L'HELLEBORE ET LES FOURMIS
L’HELLEBORE ET LES FOURMIS
Ce printemps-là, repérant une fourmilière,
Dans un bois de fayards aux écorces d’argent,
Compère hérisson, affamé par l’hiver,
Se dit que faute de limaces pour l’instant,
Quelques insectes endormis feraient l’affaire.
Etant fort en latin, il s’écrie : « Formica ! »
« Des fourmis ! ». Il plante son museau, de travers
Et gobe quelques fourmis sans se faire de tracas.
Sous le dôme de brindilles, c’est la débandade.
On ouvre un œil, on court, on s’affole, on s’effraie.
On cherche à déguerpir, vite c’est la bousculade,
L’Exode impératif, la vitale échappée !
Quittant leur monticule, les fuyardes parviennent
En trottinant jusqu’aux pattes d’un hellébore :
«- Monsieur le Pied de lion, nous sommes en grande peine !

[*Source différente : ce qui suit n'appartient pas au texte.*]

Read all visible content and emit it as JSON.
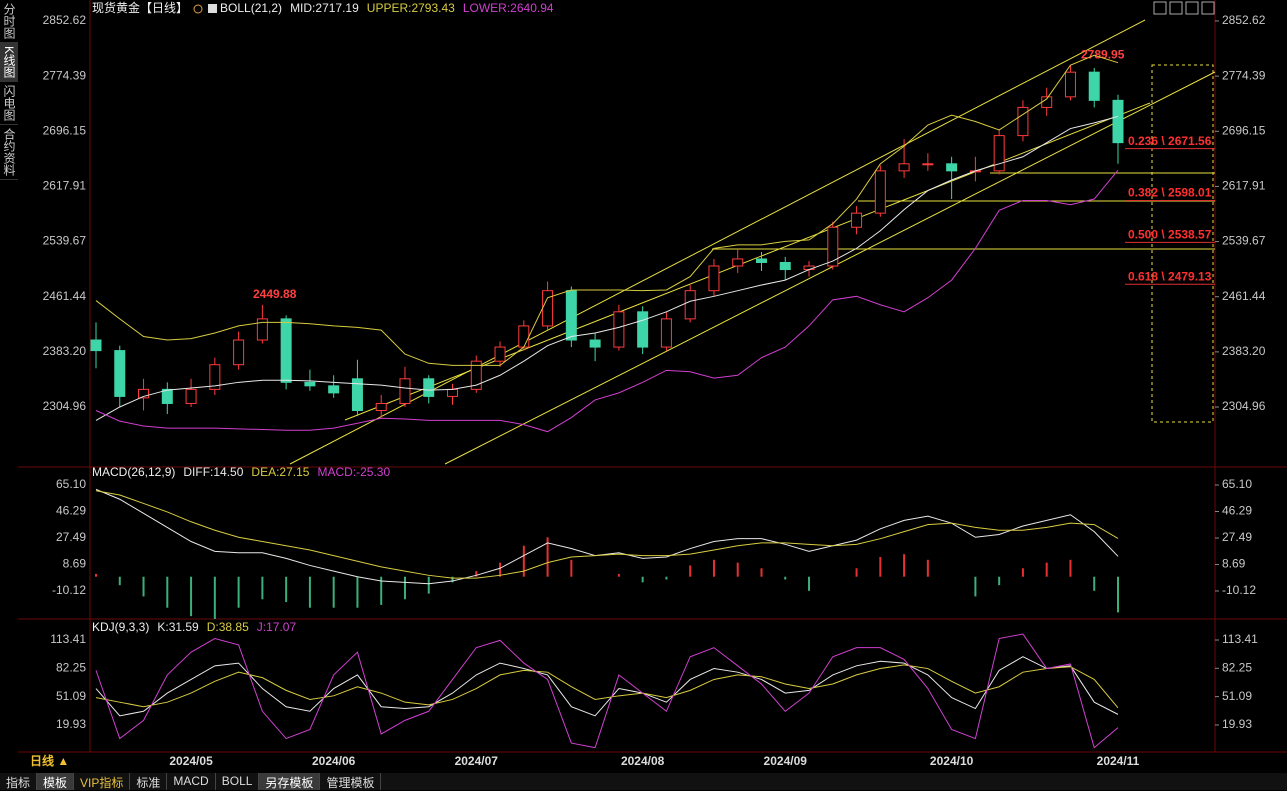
{
  "header": {
    "sidebar": [
      "分时图",
      "K线图",
      "闪电图",
      "合约资料"
    ],
    "period": "日线 ▲",
    "toolbar": [
      "指标",
      "模板",
      "VIP指标",
      "标准",
      "MACD",
      "BOLL",
      "另存模板",
      "管理模板"
    ]
  },
  "chart_data": [
    {
      "type": "candlestick",
      "title": "现货黄金【日线】",
      "indicator": "BOLL(21,2)",
      "ylim": [
        2222.7,
        2861.1
      ],
      "yticks": [
        2852.62,
        2774.39,
        2696.15,
        2617.91,
        2539.67,
        2461.44,
        {
          "value": 2383.2,
          "label": "2383.20"
        },
        2304.96
      ],
      "up_color": "#ff3b3b",
      "down_color": "#3ed5a8",
      "ohlc": [
        [
          2400,
          2425,
          2360,
          2385
        ],
        [
          2385,
          2392,
          2305,
          2320
        ],
        [
          2318,
          2345,
          2300,
          2330
        ],
        [
          2330,
          2340,
          2295,
          2310
        ],
        [
          2310,
          2345,
          2305,
          2330
        ],
        [
          2330,
          2375,
          2322,
          2365
        ],
        [
          2365,
          2412,
          2358,
          2400
        ],
        [
          2400,
          2449.88,
          2395,
          2430
        ],
        [
          2430,
          2435,
          2330,
          2340
        ],
        [
          2340,
          2358,
          2328,
          2335
        ],
        [
          2335,
          2350,
          2318,
          2325
        ],
        [
          2345,
          2372,
          2292,
          2300
        ],
        [
          2300,
          2322,
          2290,
          2310
        ],
        [
          2310,
          2362,
          2305,
          2345
        ],
        [
          2345,
          2350,
          2310,
          2320
        ],
        [
          2320,
          2338,
          2308,
          2330
        ],
        [
          2330,
          2378,
          2325,
          2370
        ],
        [
          2370,
          2398,
          2362,
          2390
        ],
        [
          2390,
          2428,
          2385,
          2420
        ],
        [
          2420,
          2483,
          2415,
          2470
        ],
        [
          2470,
          2476,
          2390,
          2400
        ],
        [
          2400,
          2410,
          2370,
          2390
        ],
        [
          2390,
          2450,
          2385,
          2440
        ],
        [
          2440,
          2448,
          2380,
          2390
        ],
        [
          2390,
          2440,
          2385,
          2430
        ],
        [
          2430,
          2478,
          2425,
          2470
        ],
        [
          2470,
          2515,
          2462,
          2505
        ],
        [
          2505,
          2528,
          2495,
          2515
        ],
        [
          2515,
          2525,
          2498,
          2510
        ],
        [
          2510,
          2518,
          2485,
          2500
        ],
        [
          2500,
          2512,
          2490,
          2505
        ],
        [
          2505,
          2568,
          2500,
          2560
        ],
        [
          2560,
          2590,
          2550,
          2580
        ],
        [
          2580,
          2648,
          2575,
          2640
        ],
        [
          2640,
          2685,
          2630,
          2650
        ],
        [
          2650,
          2665,
          2640,
          2650
        ],
        [
          2650,
          2660,
          2600,
          2640
        ],
        [
          2640,
          2660,
          2625,
          2640
        ],
        [
          2640,
          2698,
          2635,
          2690
        ],
        [
          2690,
          2740,
          2682,
          2730
        ],
        [
          2730,
          2758,
          2718,
          2745
        ],
        [
          2745,
          2789.95,
          2740,
          2780
        ],
        [
          2780,
          2786,
          2730,
          2740
        ],
        [
          2740,
          2748,
          2650,
          2680
        ]
      ],
      "series": [
        {
          "name": "MID:2717.19",
          "color": "#e8e8e8",
          "values": [
            2286,
            2305,
            2320,
            2329,
            2332,
            2335,
            2340,
            2343,
            2343,
            2342,
            2340,
            2338,
            2336,
            2332,
            2329,
            2330,
            2336,
            2350,
            2370,
            2392,
            2405,
            2410,
            2418,
            2428,
            2440,
            2455,
            2462,
            2470,
            2478,
            2485,
            2500,
            2512,
            2530,
            2555,
            2585,
            2612,
            2627,
            2640,
            2650,
            2660,
            2680,
            2700,
            2708,
            2717.19
          ]
        },
        {
          "name": "UPPER:2793.43",
          "color": "#d8cc40",
          "values": [
            2456,
            2430,
            2405,
            2400,
            2402,
            2410,
            2420,
            2425,
            2425,
            2423,
            2420,
            2418,
            2414,
            2380,
            2367,
            2364,
            2364,
            2364,
            2390,
            2460,
            2471,
            2471,
            2471,
            2470,
            2471,
            2490,
            2530,
            2535,
            2535,
            2540,
            2542,
            2565,
            2600,
            2650,
            2675,
            2705,
            2719,
            2710,
            2698,
            2720,
            2742,
            2790,
            2804,
            2793.43
          ]
        },
        {
          "name": "LOWER:2640.94",
          "color": "#d040d0",
          "values": [
            2300,
            2285,
            2278,
            2275,
            2275,
            2275,
            2274,
            2273,
            2272,
            2272,
            2275,
            2282,
            2289,
            2288,
            2286,
            2286,
            2286,
            2286,
            2280,
            2270,
            2290,
            2315,
            2325,
            2340,
            2357,
            2355,
            2346,
            2350,
            2375,
            2390,
            2420,
            2457,
            2462,
            2450,
            2440,
            2460,
            2485,
            2530,
            2584,
            2598,
            2598,
            2592,
            2600,
            2640.94
          ]
        }
      ],
      "high_labels": [
        2449.88,
        2789.95
      ],
      "fib_levels": [
        {
          "value": 2671.56,
          "label": "0.236 \\ 2671.56"
        },
        {
          "value": 2598.01,
          "label": "0.382 \\ 2598.01"
        },
        {
          "value": 2538.57,
          "label": "0.500 \\ 2538.57"
        },
        {
          "value": 2479.13,
          "label": "0.618 \\ 2479.13"
        }
      ]
    },
    {
      "type": "macd",
      "indicator": "MACD(26,12,9)",
      "ylim": [
        -29.3,
        75.75
      ],
      "yticks": [
        {
          "value": 65.1,
          "label": "65.10"
        },
        46.29,
        27.49,
        8.69,
        -10.12
      ],
      "series": [
        {
          "name": "DIFF:14.50",
          "color": "#e8e8e8",
          "values": [
            62,
            55,
            45,
            35,
            25,
            18,
            17,
            17,
            13,
            8,
            4,
            0,
            -3,
            -4,
            -5,
            -3,
            1,
            6,
            15,
            24,
            20,
            15,
            17,
            13,
            14,
            20,
            25,
            27,
            27,
            23,
            18,
            22,
            26,
            34,
            40,
            43,
            38,
            28,
            30,
            36,
            40,
            44,
            32,
            14.5
          ]
        },
        {
          "name": "DEA:27.15",
          "color": "#d8cc40",
          "values": [
            61,
            58,
            52,
            46,
            39,
            33,
            28,
            25,
            22,
            19,
            15,
            11,
            7,
            4,
            1,
            -1,
            -1,
            1,
            4,
            10,
            14,
            15,
            16,
            15,
            15,
            16,
            19,
            22,
            24,
            24,
            23,
            22,
            23,
            27,
            32,
            37,
            38,
            35,
            33,
            33,
            35,
            38,
            37,
            27.15
          ]
        },
        {
          "name": "MACD:-25.30",
          "color": "#d040d0",
          "kind": "bar",
          "up_color": "#e83030",
          "down_color": "#3bb07a",
          "values": [
            2,
            -6,
            -14,
            -22,
            -28,
            -30,
            -22,
            -16,
            -18,
            -22,
            -22,
            -22,
            -20,
            -16,
            -12,
            -4,
            4,
            10,
            22,
            28,
            12,
            0,
            2,
            -4,
            -2,
            8,
            12,
            10,
            6,
            -2,
            -10,
            0,
            6,
            14,
            16,
            12,
            0,
            -14,
            -6,
            6,
            10,
            12,
            -10,
            -25.3
          ]
        }
      ]
    },
    {
      "type": "kdj",
      "indicator": "KDJ(9,3,3)",
      "ylim": [
        -7.6,
        133.2
      ],
      "yticks": [
        113.41,
        82.25,
        51.09,
        19.93
      ],
      "categories": [
        null,
        null,
        null,
        null,
        "2024/05",
        null,
        null,
        null,
        null,
        null,
        "2024/06",
        null,
        null,
        null,
        null,
        null,
        "2024/07",
        null,
        null,
        null,
        null,
        null,
        null,
        "2024/08",
        null,
        null,
        null,
        null,
        null,
        "2024/09",
        null,
        null,
        null,
        null,
        null,
        null,
        "2024/10",
        null,
        null,
        null,
        null,
        null,
        null,
        "2024/11"
      ],
      "series": [
        {
          "name": "K:31.59",
          "color": "#e8e8e8",
          "values": [
            60,
            30,
            35,
            55,
            70,
            85,
            88,
            60,
            40,
            35,
            60,
            75,
            40,
            38,
            40,
            55,
            75,
            88,
            82,
            75,
            40,
            30,
            60,
            55,
            45,
            70,
            82,
            78,
            70,
            55,
            58,
            75,
            85,
            90,
            88,
            75,
            50,
            38,
            80,
            95,
            82,
            85,
            45,
            31.59
          ]
        },
        {
          "name": "D:38.85",
          "color": "#d8cc40",
          "values": [
            50,
            45,
            40,
            45,
            55,
            68,
            78,
            72,
            58,
            48,
            52,
            62,
            55,
            45,
            42,
            48,
            60,
            75,
            80,
            78,
            62,
            48,
            52,
            55,
            50,
            58,
            70,
            75,
            73,
            65,
            60,
            65,
            75,
            82,
            86,
            82,
            68,
            55,
            62,
            78,
            82,
            84,
            70,
            38.85
          ]
        },
        {
          "name": "J:17.07",
          "color": "#d040d0",
          "values": [
            80,
            5,
            25,
            75,
            100,
            115,
            108,
            35,
            5,
            15,
            75,
            100,
            10,
            25,
            35,
            70,
            105,
            113,
            88,
            70,
            0,
            -5,
            75,
            55,
            35,
            95,
            105,
            85,
            65,
            35,
            55,
            95,
            105,
            105,
            92,
            60,
            15,
            5,
            115,
            120,
            82,
            87,
            -5,
            17.07
          ]
        }
      ]
    }
  ]
}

Donnez-nous le salut, vous l’herbe à Pythagore !
Et de l’affreux poison contenu dans vos graines,
A la bête infernale, faites donc donation ! »
« -Pour avoir mon secours, il faut payer, mesdames ! »
Répond le végétal à leur supplication.
« - Je peux l’intoxiquer, mais à la condition
Que dans les alentours vous portiez mes semences :
Ce sera là le prix de ma protection.
Vous serez mes servantes : allez hop ! On commence !
C’est depuis ce jour qu’a lieu ce phénomène
Que les gens de science nomment « myrmécochorie ».
Il est bien dommage que Monsieur de la Fontaine,
Qui parlait si bien des cigales et des fourmis,
Et conseillait l’hellébore à Dame Tortue,
N’ait parlé que modérément du hérisson,
Cet animal étrange dont on sait les vertus.
Ca y est, c’est fait, maintenant finie la leçon !
L’Hellébore ou Ellebore foetide, Helleborus foetidus L.